このことについては、国税庁が事例集を出していて、それによると税抜き価格を表示する場合は、値札などに以下のように表記することなどが示されています。

  • ・・円(税抜き)
  • ・・円(本体価格)
  • ・・円+税
  • ・・円(税別価格)

また、お店の中の商品の一つ一つは税抜きの価格を表示してあっても、お店の中の目立つ場所に「当店の価格は全て税抜き表示です。」などといった内容を示していれば問題ないということになります。

チラシなどにおいても同様で、税抜き価格を表示していることを目につきやすい場所に、明瞭に表示する必要があります。

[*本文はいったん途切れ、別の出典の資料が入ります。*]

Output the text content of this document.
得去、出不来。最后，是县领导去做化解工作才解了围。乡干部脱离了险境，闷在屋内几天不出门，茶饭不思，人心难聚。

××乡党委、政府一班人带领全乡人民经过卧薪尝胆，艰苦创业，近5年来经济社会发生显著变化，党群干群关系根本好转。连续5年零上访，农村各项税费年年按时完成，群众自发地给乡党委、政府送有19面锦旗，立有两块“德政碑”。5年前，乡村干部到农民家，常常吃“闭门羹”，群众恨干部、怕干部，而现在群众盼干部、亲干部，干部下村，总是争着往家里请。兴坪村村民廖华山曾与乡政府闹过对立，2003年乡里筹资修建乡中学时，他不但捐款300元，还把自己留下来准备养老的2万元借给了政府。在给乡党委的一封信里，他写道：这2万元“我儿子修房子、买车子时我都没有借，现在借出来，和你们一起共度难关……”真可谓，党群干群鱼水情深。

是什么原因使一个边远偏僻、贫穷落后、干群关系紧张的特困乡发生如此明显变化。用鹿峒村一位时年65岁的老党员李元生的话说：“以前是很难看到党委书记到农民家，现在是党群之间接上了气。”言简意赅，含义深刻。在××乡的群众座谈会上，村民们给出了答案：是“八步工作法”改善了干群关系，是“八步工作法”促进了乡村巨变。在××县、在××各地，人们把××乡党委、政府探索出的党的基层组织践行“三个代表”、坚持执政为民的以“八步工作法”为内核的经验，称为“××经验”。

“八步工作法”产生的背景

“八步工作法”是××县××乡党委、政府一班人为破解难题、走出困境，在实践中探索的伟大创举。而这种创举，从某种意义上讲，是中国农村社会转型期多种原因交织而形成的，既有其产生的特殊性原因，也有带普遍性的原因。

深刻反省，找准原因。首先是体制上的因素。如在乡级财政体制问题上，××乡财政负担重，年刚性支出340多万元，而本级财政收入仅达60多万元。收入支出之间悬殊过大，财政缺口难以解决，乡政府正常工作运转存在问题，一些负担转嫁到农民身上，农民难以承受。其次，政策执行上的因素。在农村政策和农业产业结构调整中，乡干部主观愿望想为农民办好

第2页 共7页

一方で、レジの脇のみに税抜き価格である旨の表示があると、買い物をする人はレジに行くまで税抜き価格であることを把握できないことになり、誤認のおそれがあるためダメなようです。

【参考】総額表示義務の特例措置に関する事例集

【参考】事業者が消費者に対して価格を表示する場合の取扱い及び課税標準額に対する消費税額の計算に関する経過措置の取扱いについて(法令解釈通達)国税庁長官通達

事例集などを見ると、それに反して税抜き価格を紛らわしく掲載しているチラシやネット通販のページを見かけますので、広告を作成している方などは注意した方がいいでしょう。

総額表示をしないでいいもの

総額表示は、不特定多数に対して、あらかじめ値段を表示する際に適用されるもので、そういった類のものでない、見積書、契約書、請求書などは総額表示の対象になりません。

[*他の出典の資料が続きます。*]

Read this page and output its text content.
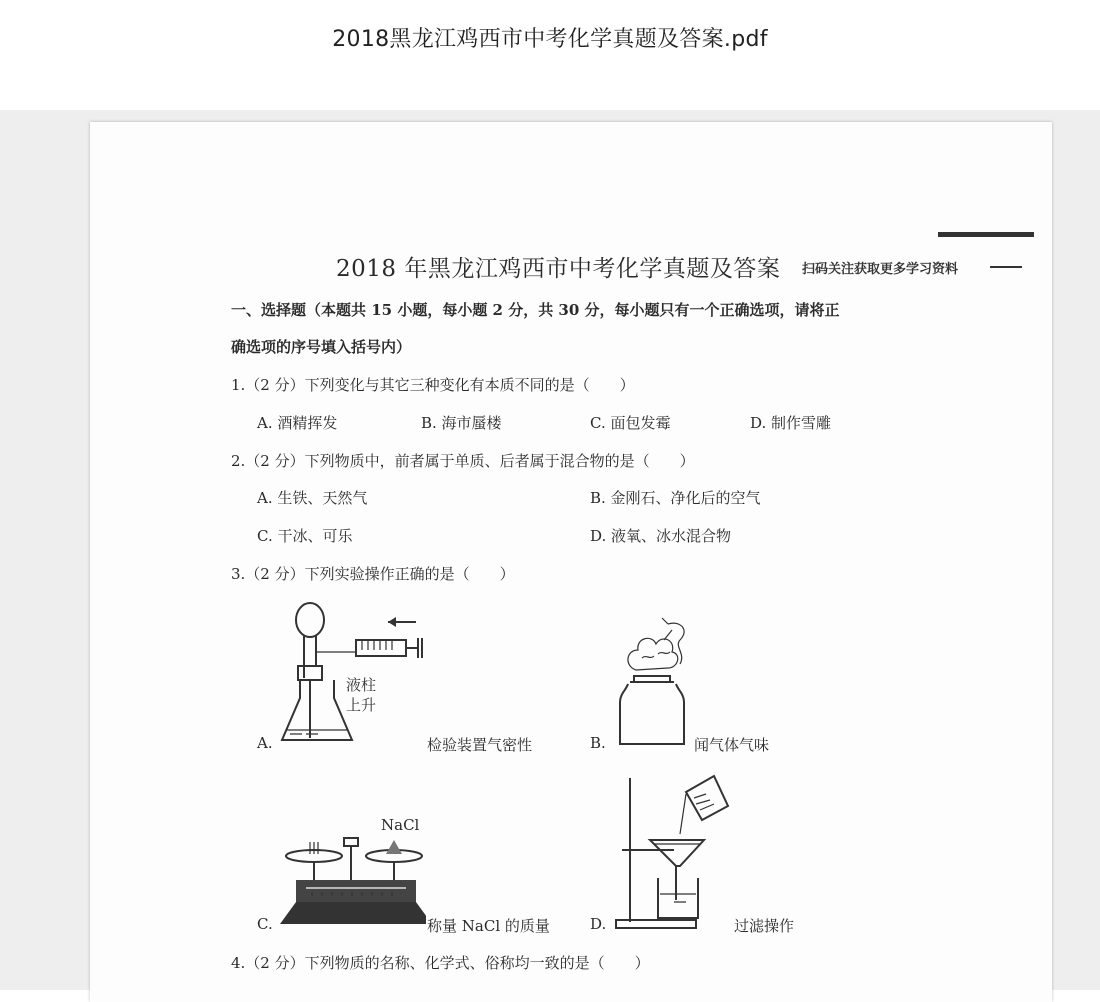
2018黑龙江鸡西市中考化学真题及答案.pdf
2018 年黑龙江鸡西市中考化学真题及答案 扫码关注获取更多学习资料
一、选择题（本题共 15 小题，每小题 2 分，共 30 分，每小题只有一个正确选项，请将正
确选项的序号填入括号内）
1.（2 分）下列变化与其它三种变化有本质不同的是（　　）
A. 酒精挥发	B. 海市蜃楼	C. 面包发霉	D. 制作雪雕
2.（2 分）下列物质中，前者属于单质、后者属于混合物的是（　　）
A. 生铁、天然气	B. 金刚石、净化后的空气
C. 干冰、可乐	D. 液氧、冰水混合物
3.（2 分）下列实验操作正确的是（　　）
液柱
上升
A.	检验装置气密性	B.	闻气体气味
NaCl
C.	称量 NaCl 的质量	D.	过滤操作
4.（2 分）下列物质的名称、化学式、俗称均一致的是（　　）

例えば、事業者間での販売においては、いわゆる一般的な多数の消費者を相手にしていないので、広告などにおいても税込価格を表示しないでいいことになっています。

とはいえ、契約書の内容において、本体部分と消費税部分が明確にわからないと、経理処理や消費税の納付額の算定に関わりますので、契約をする双方が価格部分で了解をしていることが前提となります。

まとめ

消費税率が高くなると、内税で総額表示をすると商品の値段が高くなったような印象を消費者に与える気がしますが、2021年3月までは税抜の表示が可能となります。

消費者を誤認させるような表記はダメですが、急に商品の価格が上がったような印象を与えてしまうのもよくありません。

総額表示の誤認防止の事例などを踏まえながら、適正に対処することが大切だと思います。